MRT Siapkan Revitalisasi Kota Tua, Konsep Bakal Beda dengan Blok M

CNN Indonesia
Rabu, 09 Sep 2026 21:30 WIB
Kawasan wisata Kota Tua, Jakarta Barat diramaikan ribuan wisatawan, Senin (24/4/2023) atau H+2 Lebaran. Berdasarkan pantauan CNN indonesia sekira pukul 12.00 WIB, banyak wisatawan dari berbagai daerah. CNN Indonesia/Safir Makki
MRT Jakarta menyiapkan revitalisasi Kota Tua setelah Blok M, tetapi konsepnya akan berbeda karena tetap mempertahankan warisan budaya. (Foto: CNN Indonesia/Safir Makki)
Jakarta, CNN Indonesia --

Jakarta tak hanya sedang membangun jaringan transportasi baru. Di balik stasiun dan jalur MRT, kawasan di sekitarnya juga mulai diperlakukan sebagai ruang yang bisa dihidupkan kembali.

Salah satu yang tengah disiapkan adalah Kota Tua.

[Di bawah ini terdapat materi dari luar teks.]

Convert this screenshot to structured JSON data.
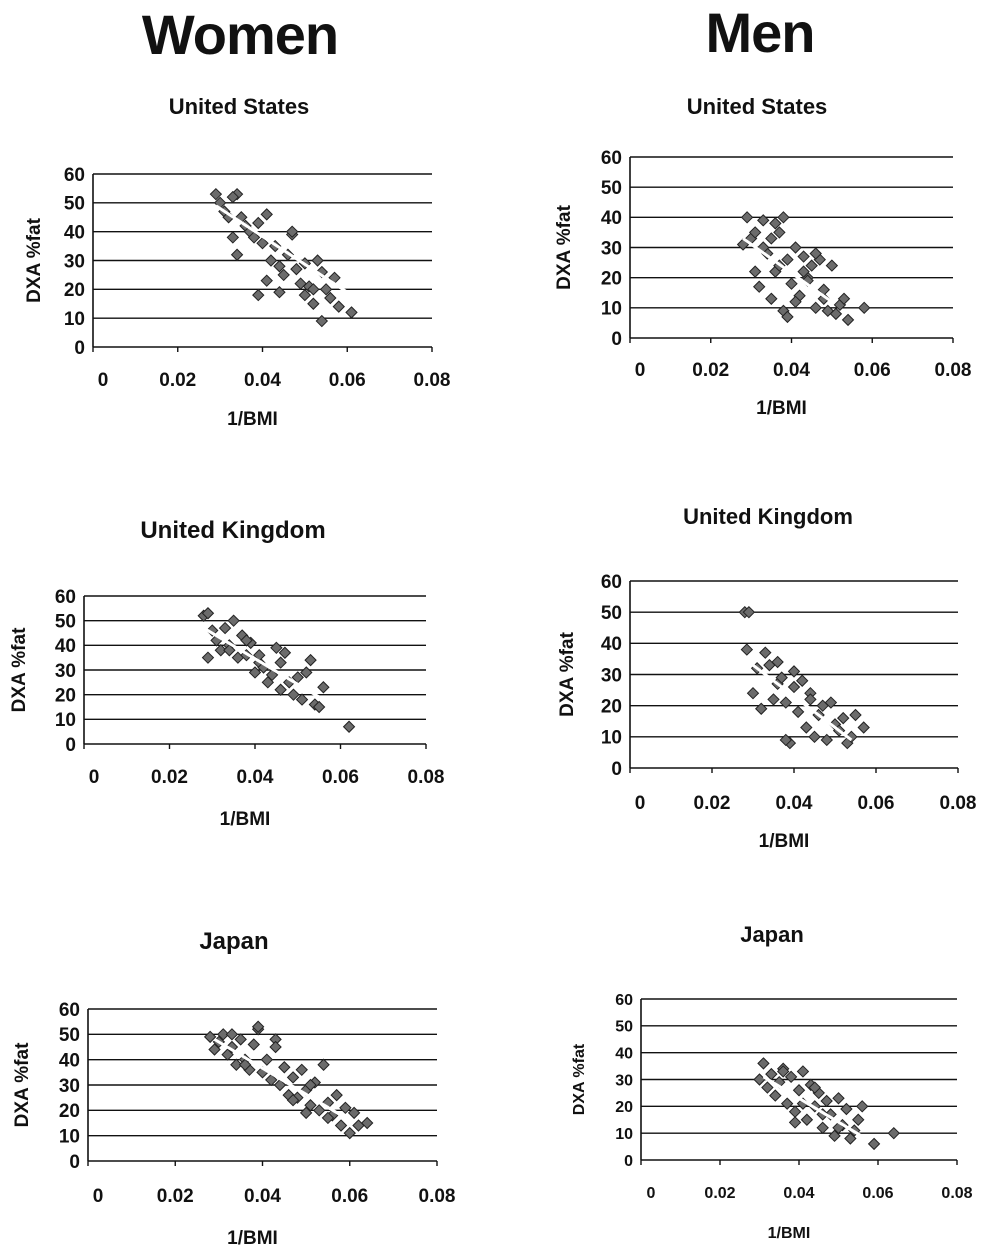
{
  "columns": {
    "left": "Women",
    "right": "Men"
  },
  "chart_data": [
    {
      "group": "Women",
      "title": "United States",
      "type": "scatter",
      "xlabel": "1/BMI",
      "ylabel": "DXA %fat",
      "xlim": [
        0,
        0.08
      ],
      "ylim": [
        0,
        60
      ],
      "xticks": [
        "0",
        "0.02",
        "0.04",
        "0.06",
        "0.08"
      ],
      "yticks": [
        "0",
        "10",
        "20",
        "30",
        "40",
        "50",
        "60"
      ],
      "trendline": {
        "x": [
          0.029,
          0.06
        ],
        "y": [
          49,
          19
        ]
      },
      "points": {
        "x": [
          0.029,
          0.03,
          0.031,
          0.032,
          0.033,
          0.034,
          0.035,
          0.036,
          0.037,
          0.038,
          0.039,
          0.04,
          0.041,
          0.042,
          0.043,
          0.044,
          0.045,
          0.046,
          0.047,
          0.048,
          0.049,
          0.05,
          0.051,
          0.052,
          0.053,
          0.054,
          0.055,
          0.056,
          0.057,
          0.058,
          0.061,
          0.054,
          0.034,
          0.047,
          0.052,
          0.05,
          0.039,
          0.044,
          0.033,
          0.041
        ],
        "y": [
          53,
          50,
          47,
          45,
          38,
          53,
          45,
          42,
          40,
          38,
          43,
          36,
          46,
          30,
          35,
          28,
          25,
          32,
          39,
          27,
          22,
          18,
          21,
          15,
          30,
          9,
          20,
          17,
          24,
          14,
          12,
          26,
          32,
          40,
          20,
          29,
          18,
          19,
          52,
          23
        ]
      }
    },
    {
      "group": "Men",
      "title": "United States",
      "type": "scatter",
      "xlabel": "1/BMI",
      "ylabel": "DXA %fat",
      "xlim": [
        0,
        0.08
      ],
      "ylim": [
        0,
        60
      ],
      "xticks": [
        "0",
        "0.02",
        "0.04",
        "0.06",
        "0.08"
      ],
      "yticks": [
        "0",
        "10",
        "20",
        "30",
        "40",
        "50",
        "60"
      ],
      "trendline": {
        "x": [
          0.028,
          0.05
        ],
        "y": [
          33,
          12
        ]
      },
      "points": {
        "x": [
          0.028,
          0.029,
          0.03,
          0.031,
          0.032,
          0.033,
          0.034,
          0.035,
          0.036,
          0.037,
          0.038,
          0.039,
          0.04,
          0.041,
          0.042,
          0.043,
          0.044,
          0.045,
          0.046,
          0.047,
          0.048,
          0.049,
          0.05,
          0.051,
          0.052,
          0.053,
          0.054,
          0.058,
          0.038,
          0.035,
          0.037,
          0.043,
          0.048,
          0.033,
          0.041,
          0.046,
          0.039,
          0.044,
          0.036,
          0.031
        ],
        "y": [
          31,
          40,
          33,
          35,
          17,
          39,
          28,
          33,
          22,
          24,
          40,
          26,
          18,
          30,
          14,
          27,
          20,
          24,
          10,
          26,
          13,
          9,
          24,
          8,
          11,
          13,
          6,
          10,
          9,
          13,
          35,
          22,
          16,
          30,
          12,
          28,
          7,
          19,
          38,
          22
        ]
      }
    },
    {
      "group": "Women",
      "title": "United Kingdom",
      "type": "scatter",
      "xlabel": "1/BMI",
      "ylabel": "DXA %fat",
      "xlim": [
        0,
        0.08
      ],
      "ylim": [
        0,
        60
      ],
      "xticks": [
        "0",
        "0.02",
        "0.04",
        "0.06",
        "0.08"
      ],
      "yticks": [
        "0",
        "10",
        "20",
        "30",
        "40",
        "50",
        "60"
      ],
      "trendline": {
        "x": [
          0.028,
          0.056
        ],
        "y": [
          47,
          18
        ]
      },
      "points": {
        "x": [
          0.028,
          0.029,
          0.03,
          0.031,
          0.032,
          0.033,
          0.034,
          0.035,
          0.036,
          0.037,
          0.038,
          0.039,
          0.04,
          0.041,
          0.042,
          0.043,
          0.044,
          0.045,
          0.046,
          0.047,
          0.048,
          0.049,
          0.05,
          0.051,
          0.052,
          0.053,
          0.054,
          0.055,
          0.056,
          0.062,
          0.029,
          0.034,
          0.038,
          0.046,
          0.041
        ],
        "y": [
          52,
          35,
          46,
          42,
          38,
          47,
          40,
          50,
          35,
          44,
          36,
          41,
          29,
          33,
          31,
          25,
          28,
          39,
          22,
          37,
          25,
          20,
          27,
          18,
          29,
          34,
          16,
          15,
          23,
          7,
          53,
          38,
          42,
          33,
          36
        ]
      }
    },
    {
      "group": "Men",
      "title": "United Kingdom",
      "type": "scatter",
      "xlabel": "1/BMI",
      "ylabel": "DXA %fat",
      "xlim": [
        0,
        0.08
      ],
      "ylim": [
        0,
        60
      ],
      "xticks": [
        "0",
        "0.02",
        "0.04",
        "0.06",
        "0.08"
      ],
      "yticks": [
        "0",
        "10",
        "20",
        "30",
        "40",
        "50",
        "60"
      ],
      "trendline": {
        "x": [
          0.028,
          0.054
        ],
        "y": [
          35,
          9
        ]
      },
      "points": {
        "x": [
          0.028,
          0.0285,
          0.029,
          0.03,
          0.031,
          0.032,
          0.033,
          0.034,
          0.035,
          0.036,
          0.037,
          0.038,
          0.039,
          0.04,
          0.041,
          0.042,
          0.043,
          0.044,
          0.045,
          0.046,
          0.047,
          0.048,
          0.049,
          0.05,
          0.051,
          0.052,
          0.053,
          0.054,
          0.055,
          0.057,
          0.036,
          0.04,
          0.044,
          0.038
        ],
        "y": [
          50,
          38,
          50,
          24,
          32,
          19,
          37,
          33,
          22,
          27,
          29,
          21,
          8,
          31,
          18,
          28,
          13,
          24,
          10,
          17,
          20,
          9,
          21,
          14,
          12,
          16,
          8,
          10,
          17,
          13,
          34,
          26,
          22,
          9
        ]
      }
    },
    {
      "group": "Women",
      "title": "Japan",
      "type": "scatter",
      "xlabel": "1/BMI",
      "ylabel": "DXA %fat",
      "xlim": [
        0,
        0.08
      ],
      "ylim": [
        0,
        60
      ],
      "xticks": [
        "0",
        "0.02",
        "0.04",
        "0.06",
        "0.08"
      ],
      "yticks": [
        "0",
        "10",
        "20",
        "30",
        "40",
        "50",
        "60"
      ],
      "trendline": {
        "x": [
          0.029,
          0.06
        ],
        "y": [
          48,
          16
        ]
      },
      "points": {
        "x": [
          0.028,
          0.029,
          0.03,
          0.031,
          0.032,
          0.033,
          0.034,
          0.035,
          0.036,
          0.037,
          0.038,
          0.039,
          0.04,
          0.041,
          0.042,
          0.043,
          0.044,
          0.045,
          0.046,
          0.047,
          0.048,
          0.049,
          0.05,
          0.051,
          0.052,
          0.053,
          0.054,
          0.055,
          0.056,
          0.057,
          0.058,
          0.059,
          0.06,
          0.061,
          0.062,
          0.064,
          0.039,
          0.043,
          0.036,
          0.047,
          0.051,
          0.055,
          0.033,
          0.05
        ],
        "y": [
          49,
          44,
          47,
          50,
          42,
          45,
          38,
          48,
          40,
          36,
          46,
          52,
          35,
          40,
          32,
          48,
          30,
          37,
          26,
          33,
          25,
          36,
          28,
          22,
          31,
          20,
          38,
          23,
          18,
          26,
          14,
          21,
          11,
          19,
          14,
          15,
          53,
          45,
          38,
          24,
          30,
          17,
          50,
          19
        ]
      }
    },
    {
      "group": "Men",
      "title": "Japan",
      "type": "scatter",
      "xlabel": "1/BMI",
      "ylabel": "DXA %fat",
      "xlim": [
        0,
        0.08
      ],
      "ylim": [
        0,
        60
      ],
      "xticks": [
        "0",
        "0.02",
        "0.04",
        "0.06",
        "0.08"
      ],
      "yticks": [
        "0",
        "10",
        "20",
        "30",
        "40",
        "50",
        "60"
      ],
      "trendline": {
        "x": [
          0.031,
          0.058
        ],
        "y": [
          31,
          7
        ]
      },
      "points": {
        "x": [
          0.03,
          0.031,
          0.032,
          0.033,
          0.034,
          0.035,
          0.036,
          0.037,
          0.038,
          0.039,
          0.04,
          0.041,
          0.042,
          0.043,
          0.044,
          0.045,
          0.046,
          0.047,
          0.048,
          0.049,
          0.05,
          0.051,
          0.052,
          0.053,
          0.054,
          0.055,
          0.056,
          0.059,
          0.064,
          0.036,
          0.041,
          0.046,
          0.05,
          0.044,
          0.039
        ],
        "y": [
          30,
          36,
          27,
          32,
          24,
          29,
          34,
          21,
          31,
          18,
          26,
          33,
          15,
          28,
          20,
          25,
          12,
          22,
          17,
          9,
          23,
          13,
          19,
          8,
          11,
          15,
          20,
          6,
          10,
          33,
          21,
          17,
          12,
          27,
          14
        ]
      }
    }
  ]
}
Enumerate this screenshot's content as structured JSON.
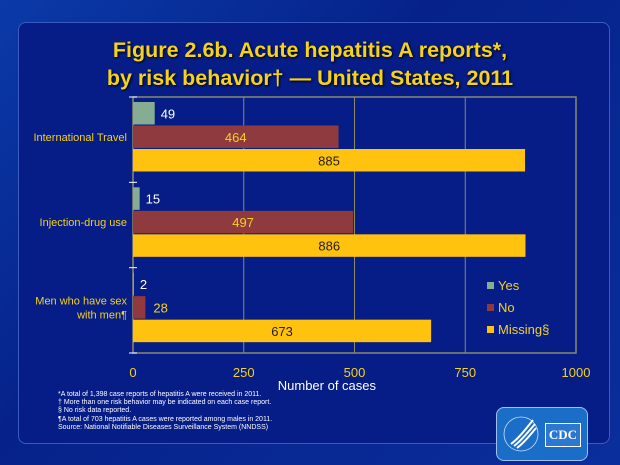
{
  "chart_data": {
    "type": "bar",
    "orientation": "horizontal",
    "title": "Figure 2.6b.  Acute hepatitis A reports*,",
    "title_line2": "by risk behavior† — United States, 2011",
    "categories": [
      "International Travel",
      "Injection-drug use",
      "Men who have sex with men¶"
    ],
    "series": [
      {
        "name": "Yes",
        "values": [
          49,
          15,
          2
        ],
        "color": "#86ad94"
      },
      {
        "name": "No",
        "values": [
          464,
          497,
          28
        ],
        "color": "#8e3a3e"
      },
      {
        "name": "Missing§",
        "values": [
          885,
          886,
          673
        ],
        "color": "#ffc20e"
      }
    ],
    "xlabel": "Number  of cases",
    "xlim": [
      0,
      1000
    ],
    "xticks": [
      "0",
      "250",
      "500",
      "750",
      "1000"
    ],
    "grid": "vertical",
    "legend": "right"
  },
  "footnotes": [
    "*A total of 1,398 case reports of hepatitis A were received in 2011.",
    "† More than one risk behavior may be indicated on each case report.",
    "§ No risk data reported.",
    "¶A total of 703 hepatitis A cases were reported among males in 2011.",
    "Source: National Notifiable Diseases Surveillance System (NNDSS)"
  ],
  "logo": {
    "text": "CDC"
  }
}
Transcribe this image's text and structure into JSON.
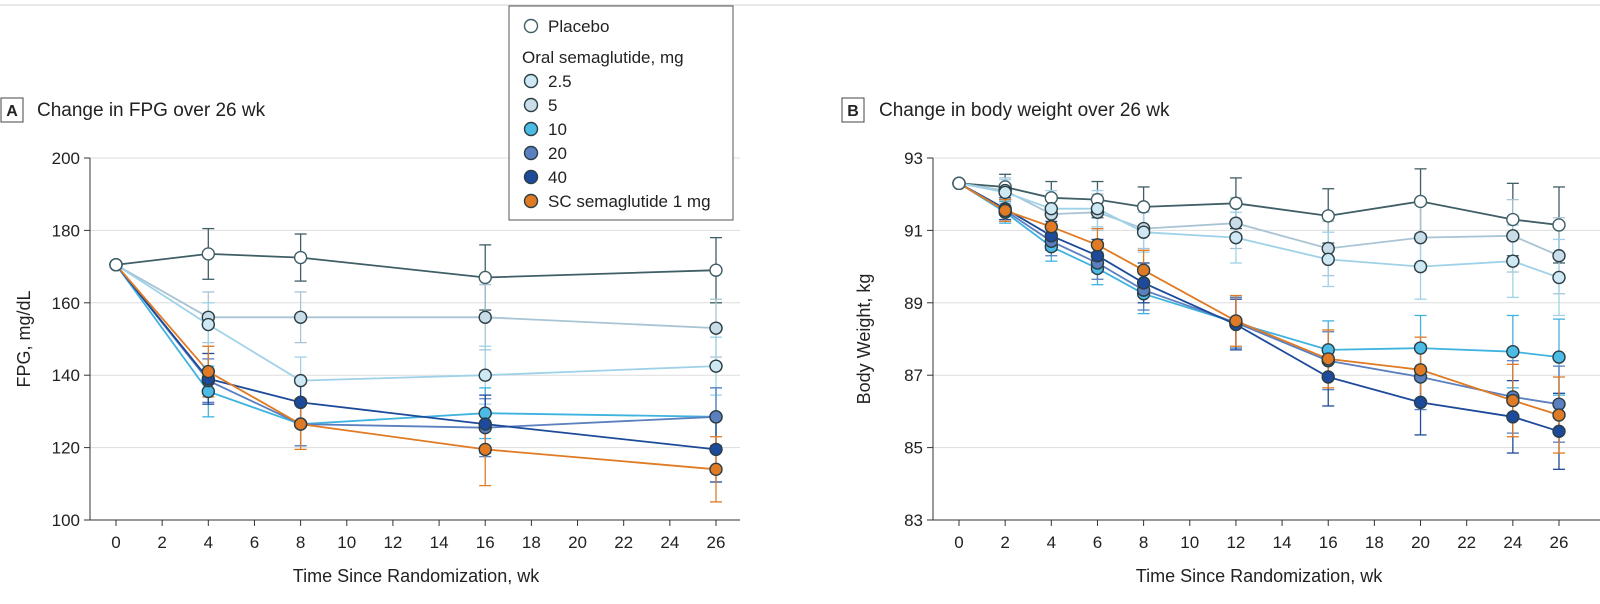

PT MRT Jakarta (Perseroda) berencana membawa pendekatan placemaking seperti yang diterapkan di Blok M, tetapi dengan satu pembeda utama, yakni identitas sejarah kawasan tetap menjadi pijakan.

Division Head Business Planning and Expansion Division MRT Jakarta Samuel Ryan Pradipta Pranowo mengatakan revitalisasi Kota Tua diharapkan dapat membuat kawasan tersebut kembali ramai tanpa menghilangkan karakter heritage yang sudah melekat.

ADVERTISEMENT

SCROLL TO CONTINUE WITH CONTENT

"Mudah-mudahan segera area Kota Tua, itu akan kami revitalisasi juga. Mudah-mudahan tetap hidup dengan mempertahankan identitas heritagenya. Jadi heritage Chinatown-nya, Little Amsterdam-nya itu enggak hilang, tapi tetap areanya akan dibuat hidup dengan kombinasi ritel, komunitas, dan lain sebagainya," ujar Samuel dalam workshop MRT Jakarta Fellowship Program 2026 di Kantor MRT, Jakarta Pusat, Rabu (9/9).

Konsep yang dibawa MRT bukan sekadar mempercantik wajah kawasan. Placemaking dipahami sebagai upaya menghidupkan sebuah tempat melalui aktivitas, komunitas, konektivitas, hingga identitas yang membuat orang memiliki alasan untuk datang dan kembali.

Karena itu, Kota Tua tidak diposisikan untuk meniru Blok M secara mentah. Jika Blok M diarahkan menjadi ruang bagi anak muda dengan perpaduan gaya urban dan nostalgia, Kota Tua akan bertumpu pada karakter sejarahnya.

Identitas Glodok sebagai kawasan elektronik dan Pecinan juga tetap menjadi bagian dari karakter kawasan. Di saat yang sama, MRT melihat peluang untuk menambahkan aktivitas retail, komunitas, hingga kegiatan yang dapat mendukung fungsi wisata.

Pendekatan tersebut sejalan dengan konsep pengembangan kawasan yang menempatkan transportasi publik sebagai pusat aktivitas, bukan kendaraan pribadi. Dengan begitu, ruang pejalan kaki, akses menuju transportasi, aktivitas ekonomi, dan ruang publik menjadi bagian dari satu ekosistem.

Belajar dari Blok M yang Baru Setengah Jalan

Sebelum membawa konsep tersebut ke Kota Tua, MRT lebih dulu mengembangkan pendekatan serupa di Blok M.

Namun, Samuel mengatakan pekerjaan di Blok M sendiri belum selesai. Revitalisasi kawasan tersebut baru berjalan sekitar separuh dari keseluruhan rencana.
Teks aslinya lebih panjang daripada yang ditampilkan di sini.